BPO offers new job for nurses

MANILA, Philippines - As the number of jobless Filipino nurses rise, the government has suggested alternative jobs in the business process outsourcing (BPO) and insurance businesses.

In an interview with reporters, Department of Trade and Industry (DTI) Assistant Secretary Felicitas A. Reyes said American insurance giant Aetna Insurance has put up a BPO firm that employs seasoned nurses.

Reyes explained the company is not an ordinary BPO operation because the nurses will be approving insurance claims. In the United States, the nurses approve the insurance claims in hospitals.

The nurses will be given the data and the authority to approve. However, Reyes explained that the nurses cannot decline the claim since under US laws, only doctors are allowed to disapprove claims.

Aetna Insurance has an existing facility in the SM Mall of Asia (MOA). It now employs 250 nurses and is expected to expand this number to 1,000 in the coming years.

Aetna offers a broad range of traditional and consumer-directed health insurance products and related services, including medical, pharmacy, dental, behavioral health, group life and disability plans, and medical management capabilities and health care management services for Medicaid plans. Its customers include employer groups, individuals, college students, part-time and hourly workers, health plans, governmental units, government-sponsored plans, labor groups and expatriates.

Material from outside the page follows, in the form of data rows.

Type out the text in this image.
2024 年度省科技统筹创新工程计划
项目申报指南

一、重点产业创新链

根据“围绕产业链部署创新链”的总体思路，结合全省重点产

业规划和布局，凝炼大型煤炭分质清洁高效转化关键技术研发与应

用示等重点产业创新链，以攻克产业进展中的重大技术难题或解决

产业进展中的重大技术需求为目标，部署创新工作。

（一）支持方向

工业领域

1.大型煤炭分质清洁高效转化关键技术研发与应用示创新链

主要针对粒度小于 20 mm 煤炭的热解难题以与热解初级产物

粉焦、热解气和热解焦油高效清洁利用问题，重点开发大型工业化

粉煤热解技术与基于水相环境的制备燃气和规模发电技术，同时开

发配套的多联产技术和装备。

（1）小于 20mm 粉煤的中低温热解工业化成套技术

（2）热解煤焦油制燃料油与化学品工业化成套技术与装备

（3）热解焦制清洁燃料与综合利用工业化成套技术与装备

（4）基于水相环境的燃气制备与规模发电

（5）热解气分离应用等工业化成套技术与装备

Earlier, the Philippine Nurses Association (PNA) said hundreds of thousands of nurses remain jobless because of a saturated market and expressed hope that those who enroll in nursing this school year would do so for love of the profession.

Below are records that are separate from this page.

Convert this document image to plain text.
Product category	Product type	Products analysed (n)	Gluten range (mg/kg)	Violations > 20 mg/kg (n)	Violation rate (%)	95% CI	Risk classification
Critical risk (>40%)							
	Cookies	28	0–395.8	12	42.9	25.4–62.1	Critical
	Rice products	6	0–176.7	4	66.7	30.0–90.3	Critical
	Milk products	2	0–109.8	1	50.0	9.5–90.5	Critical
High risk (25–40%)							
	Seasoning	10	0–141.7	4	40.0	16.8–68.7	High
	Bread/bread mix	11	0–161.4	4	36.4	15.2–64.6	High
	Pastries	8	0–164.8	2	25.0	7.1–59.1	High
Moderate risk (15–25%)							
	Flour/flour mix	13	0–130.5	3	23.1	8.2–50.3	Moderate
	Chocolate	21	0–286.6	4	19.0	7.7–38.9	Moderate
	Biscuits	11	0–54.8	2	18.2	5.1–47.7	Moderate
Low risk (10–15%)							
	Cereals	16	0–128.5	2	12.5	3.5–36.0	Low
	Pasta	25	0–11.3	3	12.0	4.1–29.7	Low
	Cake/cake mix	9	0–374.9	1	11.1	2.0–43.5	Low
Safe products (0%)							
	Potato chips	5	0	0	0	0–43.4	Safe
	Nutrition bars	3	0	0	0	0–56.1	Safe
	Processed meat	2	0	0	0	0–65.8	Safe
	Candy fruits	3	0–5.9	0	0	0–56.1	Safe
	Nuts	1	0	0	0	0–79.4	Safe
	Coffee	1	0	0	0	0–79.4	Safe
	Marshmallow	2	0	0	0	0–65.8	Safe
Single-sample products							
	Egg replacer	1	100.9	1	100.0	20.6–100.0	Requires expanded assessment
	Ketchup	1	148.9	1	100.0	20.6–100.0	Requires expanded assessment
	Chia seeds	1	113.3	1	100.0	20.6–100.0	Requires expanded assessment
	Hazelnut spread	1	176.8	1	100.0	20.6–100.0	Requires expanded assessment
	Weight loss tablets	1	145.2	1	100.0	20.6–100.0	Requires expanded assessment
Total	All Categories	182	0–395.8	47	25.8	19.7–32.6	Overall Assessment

“Since three years ago, there are some 287,000 nurses who are either unemployed or underemployed. There are so many nurses now who are working outside the health sector,” PNA president Dr. Teresita Barcelo said.

She said nursing students should not be in it for the money but to serve patients.

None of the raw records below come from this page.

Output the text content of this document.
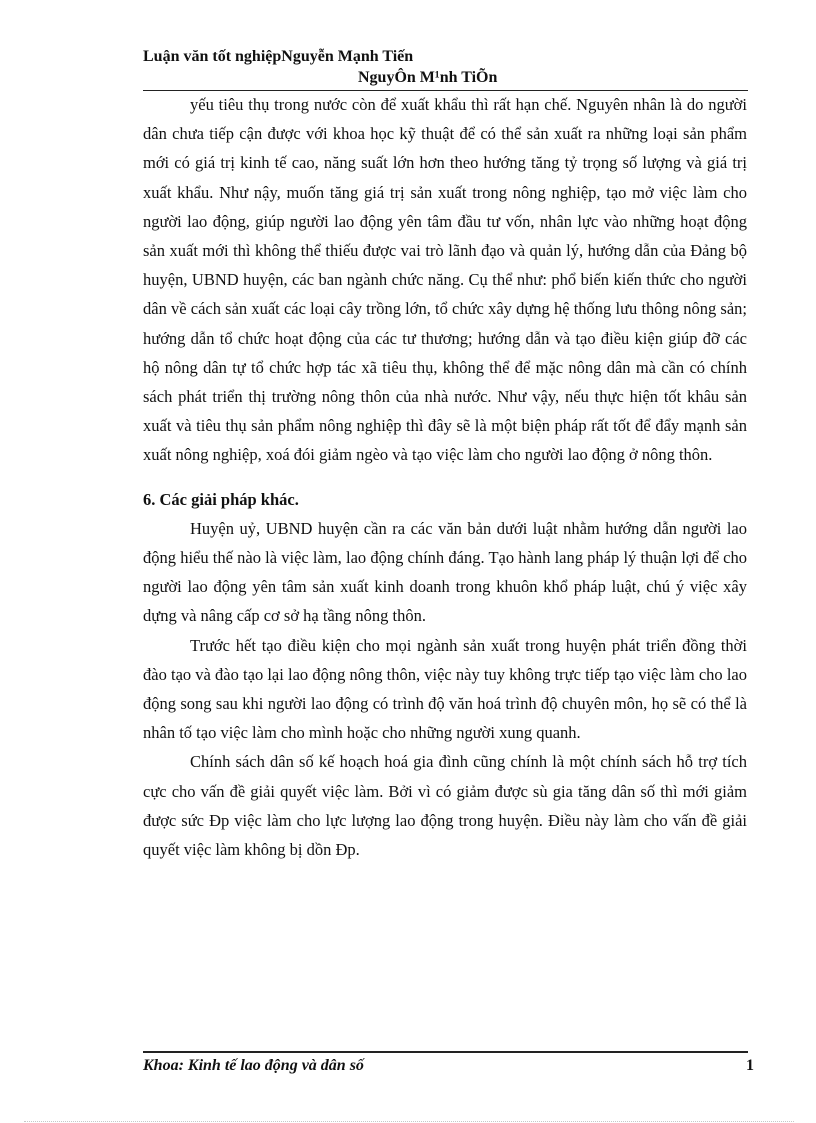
Luận văn tốt nghiệpNguyễn Mạnh Tiến
NguyÔn M¹nh TiÕn

yếu tiêu thụ trong nước còn để xuất khẩu thì rất hạn chế. Nguyên nhân là do người dân chưa tiếp cận được với khoa học kỹ thuật để có thể sản xuất ra những loại sản phẩm mới có giá trị kinh tế cao, năng suất lớn hơn theo hướng tăng tỷ trọng số lượng và giá trị xuất khẩu. Như nậy, muốn tăng giá trị sản xuất trong nông nghiệp, tạo mở việc làm cho người lao động, giúp người lao động yên tâm đầu tư vốn, nhân lực vào những hoạt động sản xuất mới thì không thể thiếu được vai trò lãnh đạo và quản lý, hướng dẫn của Đảng bộ huyện, UBND huyện, các ban ngành chức năng. Cụ thể như: phổ biến kiến thức cho người dân về cách sản xuất các loại cây trồng lớn, tổ chức xây dựng hệ thống lưu thông nông sản; hướng dẫn tổ chức hoạt động của các tư thương; hướng dẫn và tạo điều kiện giúp đỡ các hộ nông dân tự tổ chức hợp tác xã tiêu thụ, không thể để mặc nông dân mà cần có chính sách phát triển thị trường nông thôn của nhà nước. Như vậy, nếu thực hiện tốt khâu sản xuất và tiêu thụ sản phẩm nông nghiệp thì đây sẽ là một biện pháp rất tốt để đẩy mạnh sản xuất nông nghiệp, xoá đói giảm ngèo và tạo việc làm cho người lao động ở nông thôn.

6. Các giải pháp khác.

Huyện uỷ, UBND huyện cần ra các văn bản dưới luật nhằm hướng dẫn người lao động hiểu thế nào là việc làm, lao động chính đáng. Tạo hành lang pháp lý thuận lợi để cho người lao động yên tâm sản xuất kinh doanh trong khuôn khổ pháp luật, chú ý việc xây dựng và nâng cấp cơ sở hạ tầng nông thôn.

Trước hết tạo điều kiện cho mọi ngành sản xuất trong huyện phát triển đồng thời đào tạo và đào tạo lại lao động nông thôn, việc này tuy không trực tiếp tạo việc làm cho lao động song sau khi người lao động có trình độ văn hoá trình độ chuyên môn, họ sẽ có thể là nhân tố tạo việc làm cho mình hoặc cho những người xung quanh.

Chính sách dân số kế hoạch hoá gia đình cũng chính là một chính sách hỗ trợ tích cực cho vấn đề giải quyết việc làm. Bởi vì có giảm được sù gia tăng dân số thì mới giảm được sức Ðp việc làm cho lực lượng lao động trong huyện. Điều này làm cho vấn đề giải quyết việc làm không bị dồn Ðp.

Khoa: Kinh tế lao động và dân số	1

“We are not discouraging them from taking up nursing. We need nurses. But we just hope that their intention in going into nursing is not to go abroad but to take care of patients,” she said.

The past decade saw the mushrooming of nursing schools– many of them substandard – in the Philippines, owing to the demand for nurses in other countries. Even doctors joined the bandwagon and also took up nursing.

Barcelo noted that the industry eventually became saturated.

Many countries, on the other hand, had imposed stricter rules on hiring foreign nurses, leaving many Filipino nurses jobless.